The science team is all-female, and it’s refreshing that the movie doesn’t think it has to justify this, other than noting how each member would need a damn good reason to enter an unknowable weirdness zone from whence nothing has returned. These reasons get parcelled out over the course of the movie3, so it’s hard for me to talk about the rest of the characters other than to note that Tessa Thompson gives maybe her most subtle performance yet as “the smart one” among a whole squad of smart ones, and Jane the Virgin’s Gina Rodriguez walks a path in the middle ground between Bill Paxton and Jenette Goldstein in Aliens.

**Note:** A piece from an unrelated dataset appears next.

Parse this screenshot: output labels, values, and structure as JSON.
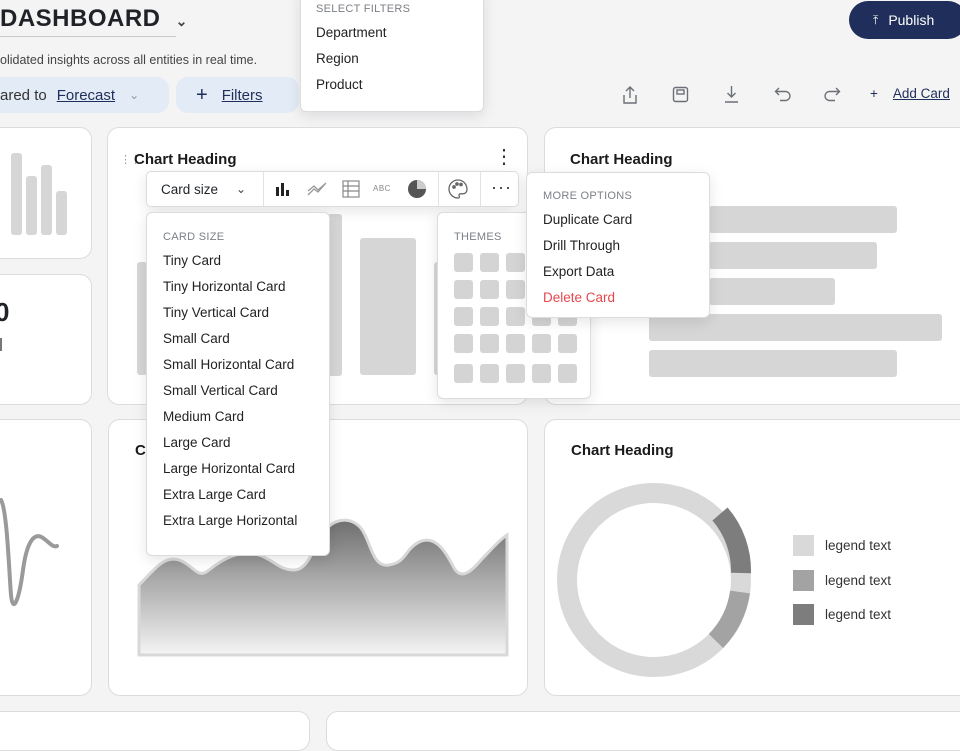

The movie has its flaws – the characters’ backstories have some weird inconsistencies to them, and there’s a subplot about Portman’s life back in the real world that never seems to arrive anywhere. Ultimately, the characters and plot are primarily there to walk us through the setting; to gawk at the fantastical wildlife and impossible mutations that have sprung up since the meteorite hit, to explain just enough of the fictional science behind what’s going on that we’ll be able to fill in the gaps when they get too unstable to keep it up, to have that instability drive our own, as the weird things we see get even more haunting for their familiarity.
Obviously I won’t even describe exactly what they find there – that’s the framing device’s job – but my favorite trick the movie pulls is how every aspect of the placid, colorful visual style ends up getting explained and justified in the text of the movie. The prismatic undulations of “The Shimmer” surrounding Area X, the sheer variety of color, the eerie stillness of it all – everything ends up feeding into the nature of what lies at the center of Area X, and what it means. To me, rapturous as the movie looks, those touches are what really dazzle.